A US agricultural startup has developed a cover crop derived from field pennycress that produces an oil for use in sustainable fuel and animal feed, Des Moines Register reported on 31 March.
St Louis-based CoverCress has attracted investment from agribusiness giants including Bunge and Bayer, and planned to make its “cash cover crop” available on limited acreage in Illinois later this year before expanding to commercial-scale acreage next year, Des Moines Register wrote.
Cover crops such as cereal rye and oats are planted near the autumn corn harvest, putting roots in the ground to anchor the soil and nutrients during winter and spring, then harvested in May before soyabeans are planted, according to the report.
The use of cover crops also helped sequester carbon in the soil, preventing it from combining with oxygen and adding to greenhouse gas emissions that contributed to global warming, Des Moines Register wrote.
While cover crops offer soil and environmental benefits, they offer few commercial opportunities, according to the report, although many livestock producers graze cattle on cover crops, reducing their feed costs.
CoverCress said its cover crop, which was derived from field pennycress, produced an oilseed that could be harvested and processed to produce a “low-carbon intensity oil” for use in the production of renewable diesel, biodiesel and sustainable aviation fuel.
Farmers could reap US$50/acre from the crop, according to the company, which had attracted US$8M in investment to date. In addition to St. Louis-based Bunge, investors include the Renewable Energy Group, an Ames-based producer of biodiesel and renewable diesel.
CoverCress said it could be a “few years” before the crop was available for Iowa farmers, saying it currently did not mature soon enough to be harvested in time to make way for a full-season soyabean crop.
“We do plan to get to Iowa, but for now our top breeding lines are not early enough to perform really well for the farmers at that latitude,” CoverCress spokesperson Cristine Handel was quoted as saying by Des Moines Register.

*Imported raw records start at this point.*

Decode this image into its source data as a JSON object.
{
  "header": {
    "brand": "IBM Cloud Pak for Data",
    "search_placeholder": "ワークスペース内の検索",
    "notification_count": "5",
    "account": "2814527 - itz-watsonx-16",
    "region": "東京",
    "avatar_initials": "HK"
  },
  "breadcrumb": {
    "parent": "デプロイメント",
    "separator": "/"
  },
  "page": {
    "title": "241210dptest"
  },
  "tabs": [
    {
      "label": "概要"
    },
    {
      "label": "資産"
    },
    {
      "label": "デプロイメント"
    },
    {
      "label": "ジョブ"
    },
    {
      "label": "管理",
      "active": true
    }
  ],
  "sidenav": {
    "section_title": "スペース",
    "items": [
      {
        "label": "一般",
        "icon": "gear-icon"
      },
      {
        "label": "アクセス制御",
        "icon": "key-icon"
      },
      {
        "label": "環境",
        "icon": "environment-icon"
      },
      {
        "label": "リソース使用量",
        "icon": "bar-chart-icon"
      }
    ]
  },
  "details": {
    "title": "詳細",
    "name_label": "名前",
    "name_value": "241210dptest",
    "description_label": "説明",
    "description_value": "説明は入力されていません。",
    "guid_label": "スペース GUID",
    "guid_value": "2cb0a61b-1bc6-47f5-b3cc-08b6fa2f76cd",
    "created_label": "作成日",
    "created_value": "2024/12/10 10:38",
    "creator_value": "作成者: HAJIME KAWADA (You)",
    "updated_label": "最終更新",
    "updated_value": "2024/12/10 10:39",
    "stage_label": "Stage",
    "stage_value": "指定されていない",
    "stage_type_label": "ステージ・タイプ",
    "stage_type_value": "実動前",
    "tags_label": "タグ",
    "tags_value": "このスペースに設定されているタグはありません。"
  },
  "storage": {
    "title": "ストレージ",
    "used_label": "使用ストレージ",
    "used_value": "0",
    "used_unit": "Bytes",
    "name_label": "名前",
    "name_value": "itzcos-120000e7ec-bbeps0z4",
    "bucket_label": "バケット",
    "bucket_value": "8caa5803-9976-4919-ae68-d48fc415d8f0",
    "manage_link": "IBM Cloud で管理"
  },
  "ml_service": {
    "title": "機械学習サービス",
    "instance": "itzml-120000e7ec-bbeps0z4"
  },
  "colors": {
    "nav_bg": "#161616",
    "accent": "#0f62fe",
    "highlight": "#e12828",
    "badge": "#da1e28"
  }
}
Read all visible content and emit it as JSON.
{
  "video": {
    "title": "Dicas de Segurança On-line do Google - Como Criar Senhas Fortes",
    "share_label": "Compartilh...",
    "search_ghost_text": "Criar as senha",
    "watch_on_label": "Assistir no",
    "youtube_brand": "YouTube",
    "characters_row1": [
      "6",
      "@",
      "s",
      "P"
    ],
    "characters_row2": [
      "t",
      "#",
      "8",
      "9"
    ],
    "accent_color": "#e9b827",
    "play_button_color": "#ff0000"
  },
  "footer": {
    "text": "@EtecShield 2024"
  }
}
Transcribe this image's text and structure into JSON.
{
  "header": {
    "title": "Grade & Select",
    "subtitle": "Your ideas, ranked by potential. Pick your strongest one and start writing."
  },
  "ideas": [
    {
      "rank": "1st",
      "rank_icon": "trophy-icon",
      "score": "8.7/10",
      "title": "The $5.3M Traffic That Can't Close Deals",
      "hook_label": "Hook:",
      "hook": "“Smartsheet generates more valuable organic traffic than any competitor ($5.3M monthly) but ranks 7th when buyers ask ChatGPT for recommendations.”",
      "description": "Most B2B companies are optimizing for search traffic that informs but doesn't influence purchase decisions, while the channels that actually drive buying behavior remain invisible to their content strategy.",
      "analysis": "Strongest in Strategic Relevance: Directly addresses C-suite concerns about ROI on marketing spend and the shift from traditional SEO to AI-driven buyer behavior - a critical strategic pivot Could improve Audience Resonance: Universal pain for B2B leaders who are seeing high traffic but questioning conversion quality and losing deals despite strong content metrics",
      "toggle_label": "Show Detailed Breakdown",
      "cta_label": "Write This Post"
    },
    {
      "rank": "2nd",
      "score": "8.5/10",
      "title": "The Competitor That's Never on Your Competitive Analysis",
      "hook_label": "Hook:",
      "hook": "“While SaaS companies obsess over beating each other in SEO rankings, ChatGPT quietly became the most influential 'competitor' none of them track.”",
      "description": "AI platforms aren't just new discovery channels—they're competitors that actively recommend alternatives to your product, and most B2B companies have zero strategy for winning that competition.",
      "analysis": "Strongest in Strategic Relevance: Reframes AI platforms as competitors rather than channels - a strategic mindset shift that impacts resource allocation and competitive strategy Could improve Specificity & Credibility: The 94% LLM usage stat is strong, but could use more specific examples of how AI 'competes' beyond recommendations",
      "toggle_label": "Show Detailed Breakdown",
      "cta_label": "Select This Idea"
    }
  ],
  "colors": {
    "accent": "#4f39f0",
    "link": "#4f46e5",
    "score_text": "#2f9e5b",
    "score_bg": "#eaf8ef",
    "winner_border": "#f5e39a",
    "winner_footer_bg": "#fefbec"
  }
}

“We expect to get the CoverCress model to Iowa in the next few years as the breeding lines become earlier and earlier,” she said.
Scientists had used plant breeding to increase yield and to accelerate the maturity of the cover crop along with advanced gene editing tools to improve the oil and meal quality, the company said.
“The CoverCress crop generates revenue as animal feed, either as a whole-grain feed ingredient, or when processed, as a high-protein meal in addition to the low-carbon intensity oil,” the company said.
The new round of investment had indicated “downstream” demand from companies that would buy the crop’s oil and meal, CoverCress chief operating officer Mike DeCamp said in a statement.
Founded in 2013, CoverCress anticipates farmers will plant the cover crop on up to 1.6Mha (4M acres) by 2030.